Significance of the Changes

FDA’s recently announced initiative, Modernizing FDA’s New Drugs Regulatory Program, has six major strategic objectives, which expound upon the original June 2018 proposal and will continue throughout 2020:

  1. Scientific Leadership to grow its scientific expertise and clarify pathways to regulatory approval;
  2. Integrated Assessment to assess whether information in new drug applications meet legal and regulatory requirements using a consistent, critical, and collaborative approach;
  3. Benefit-Risk Monitoring to systematically monitor the benefits of drugs, both pre- and post-approval to protect the public health;
  4. Managing Talent to attract, develop, and retain the next generation of leaders;
  5. Operational Excellence to standardize workflows, business processes, roles, and responsibilities to improve efficiencies and enable scientific staff to focus on substantive matters; and
  6. Knowledge Management to facilitate and encourage the identification, documentation, distribution, and effective use of information.

More significantly, FDA detailed the six programs and projects currently underway, which demonstrate FDA’s commitment to implementing the initiative:

  1. A new integrated review process for drug marketing applications, including a tracking tool from investigational new drug (IND) to post-approval, redefined roles to streamline review, and purposeful interdisciplinary working meetings;
  2. IND review management to streamline the scientific review and management processes during IND development;
  3. Post-market safety management to create a standardized and consistent approach to managing drug safety after approval;
  4. Assessing talent, particularly by exercising Cures Act pay authorities to hire exceptional talent;
  5. Optimizing administrative operations; and
  6. Transition management and reorganization of the New Drugs Regulatory Program to create offices that align interrelated disease areas, and divisions with clearer and more focused areas of expertise.

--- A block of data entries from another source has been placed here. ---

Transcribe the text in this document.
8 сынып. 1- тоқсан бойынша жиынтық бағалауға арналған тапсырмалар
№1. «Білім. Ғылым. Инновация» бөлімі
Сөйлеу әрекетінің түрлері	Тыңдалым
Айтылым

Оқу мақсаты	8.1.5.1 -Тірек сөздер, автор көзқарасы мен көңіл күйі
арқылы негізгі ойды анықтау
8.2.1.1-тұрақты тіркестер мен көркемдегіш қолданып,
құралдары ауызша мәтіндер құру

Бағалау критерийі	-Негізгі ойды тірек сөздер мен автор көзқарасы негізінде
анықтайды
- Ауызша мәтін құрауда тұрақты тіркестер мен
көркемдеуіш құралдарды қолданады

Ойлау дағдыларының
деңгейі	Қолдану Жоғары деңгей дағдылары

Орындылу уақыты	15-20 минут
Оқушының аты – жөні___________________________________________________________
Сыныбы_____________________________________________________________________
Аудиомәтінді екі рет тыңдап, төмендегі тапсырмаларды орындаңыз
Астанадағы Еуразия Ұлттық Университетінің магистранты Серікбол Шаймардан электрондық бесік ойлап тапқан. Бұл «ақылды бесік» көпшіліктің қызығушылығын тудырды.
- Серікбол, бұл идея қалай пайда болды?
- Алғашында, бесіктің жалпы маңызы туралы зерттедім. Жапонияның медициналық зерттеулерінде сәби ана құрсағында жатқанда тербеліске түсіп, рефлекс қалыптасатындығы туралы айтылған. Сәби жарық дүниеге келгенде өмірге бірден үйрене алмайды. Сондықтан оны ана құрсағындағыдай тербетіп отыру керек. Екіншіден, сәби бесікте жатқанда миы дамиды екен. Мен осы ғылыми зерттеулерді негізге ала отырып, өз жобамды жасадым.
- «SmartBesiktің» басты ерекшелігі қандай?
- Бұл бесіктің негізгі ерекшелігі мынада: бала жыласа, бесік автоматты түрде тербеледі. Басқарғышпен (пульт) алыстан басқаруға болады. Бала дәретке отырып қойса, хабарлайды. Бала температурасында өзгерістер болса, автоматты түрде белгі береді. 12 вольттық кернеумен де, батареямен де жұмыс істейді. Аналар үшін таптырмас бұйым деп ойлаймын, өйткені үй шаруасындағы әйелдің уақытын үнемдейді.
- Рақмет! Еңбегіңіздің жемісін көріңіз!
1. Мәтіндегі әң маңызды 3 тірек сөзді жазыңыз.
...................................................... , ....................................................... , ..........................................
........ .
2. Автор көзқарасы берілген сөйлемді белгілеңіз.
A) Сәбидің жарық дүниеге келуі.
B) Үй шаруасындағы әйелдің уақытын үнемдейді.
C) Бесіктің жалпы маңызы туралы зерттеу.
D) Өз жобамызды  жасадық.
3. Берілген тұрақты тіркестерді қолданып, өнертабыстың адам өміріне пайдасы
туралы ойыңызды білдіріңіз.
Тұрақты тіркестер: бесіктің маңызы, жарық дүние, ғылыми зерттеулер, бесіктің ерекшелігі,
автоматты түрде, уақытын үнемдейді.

The FDA Center for Drug Evaluation and Research and Center for Biologics Evaluation and Research have also published a number of guidance and draft guidance documents that align with FDA’s initiative to support accelerated medical product innovation while reducing regulatory burdens, including the ANDA Submissions — Content and Format of Abbreviated New Drug Applications (June 2019), Determining Whether to Submit an ANDA or a 505(b)(2) Application (May 2019) and Citizen Petitions and Petitions for Stay of Action Subject to Section 505(q) of the Federal Food, Drug, and Cosmetic Act (Oct. 2018).

Following the publication of these guidance documents, sponsors and applicants can expect faster approvals, largely in part due to FDA’s efforts to align expert staff with their respective therapeutic areas and to retain and increase talent via the Cures Act pay authority. Sponsors and applicants can also anticipate more certainty and greater transparency in product application reviews and should anticipate the need for increased communication with FDA throughout the approval process. Another potential outcome of FDA’s initiative, and in particular, its stated goal of shifting to benefit-risk monitoring of drugs from pre- through post-approval, is that while the approval process becomes shorter and less burdensome, FDA may focus its attention on closer monitoring of adverse event trends. Sponsors and applicants should consider the potential for more rigorous data submission requirements post-approval.